According to the university’s website, the main purpose of the honor system is to give students the chance “to do their duty” on their own accord because students making the ethical decision to  do what’s right “voluntarily” enables them to better “develop their characters.”

It is crucial that phones not be banned during testing, because doing so would hinder students’ ability to demonstrate their dedication to holding themselves to high moral standards, no matter the situation. Continuing to allow them the agency to decide for themselves whether they will keep in line with the conduct their professors expect from them during exams is essential to exemplifying the efficiency of the honor system, as well as students’ determination to maintain the faculty’s firm belief in their reliability.

I believe that instead of Dean Straughan mandating that there is to be no usage of phones during exams at the Williams School, individual professors should explicitly express how they prefer students to take their tests in regards to cellphones and general conduct. I recognize that many do this already, but I belief specific expectations regarding cellphone usage should be addressed. The difference may not seem that distinct, but I feel the honor system thrives more this way, as there is more agency bestowed upon the students to make the proper decisions and to continue working to maintain the trust between students and faculty.

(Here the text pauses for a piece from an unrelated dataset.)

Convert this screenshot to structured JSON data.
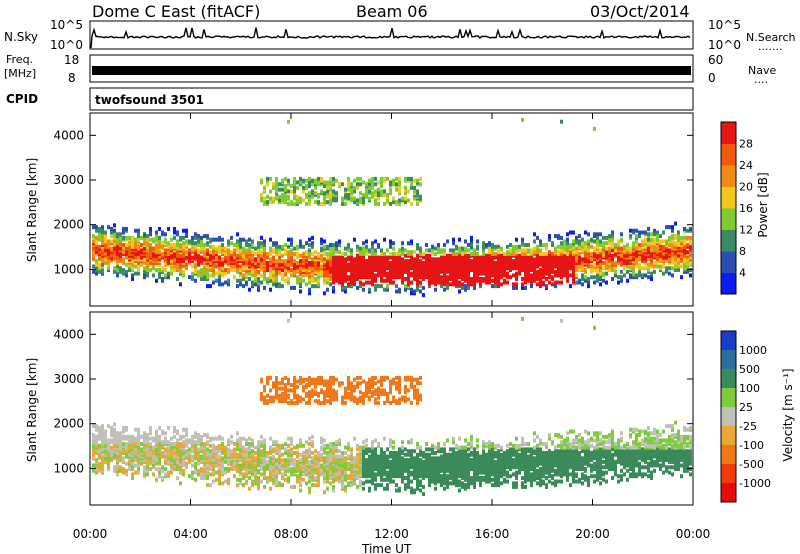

To prohibit students from using their phones during tests is an admittance that the honor system is not as legitimate as everyone believes. Additionally, this move withholds the agency students must have in order for their lack of cellphone usage during tests to have any true meaning on behalf of their personal maturation and the faculty’s trust in them. I believe this ban simply teaches students how to follow instructions, instead of teaching them the importance of doing the noble thing in every situation regardless of whether they’ve been mandated to by a higher-up authority. This ban additionally introduces an unwelcome fragility in the student-faculty bond at Washington and Lee.

As stated before, I can completely understand the reasoning behind Dean Straughan’s decision to enforce the business school-wide policy of no cellphone usage during exams. But I believe that such a decision has been made at the expense of true confidence in the honor system and students’ diligence in sustaining the honor system.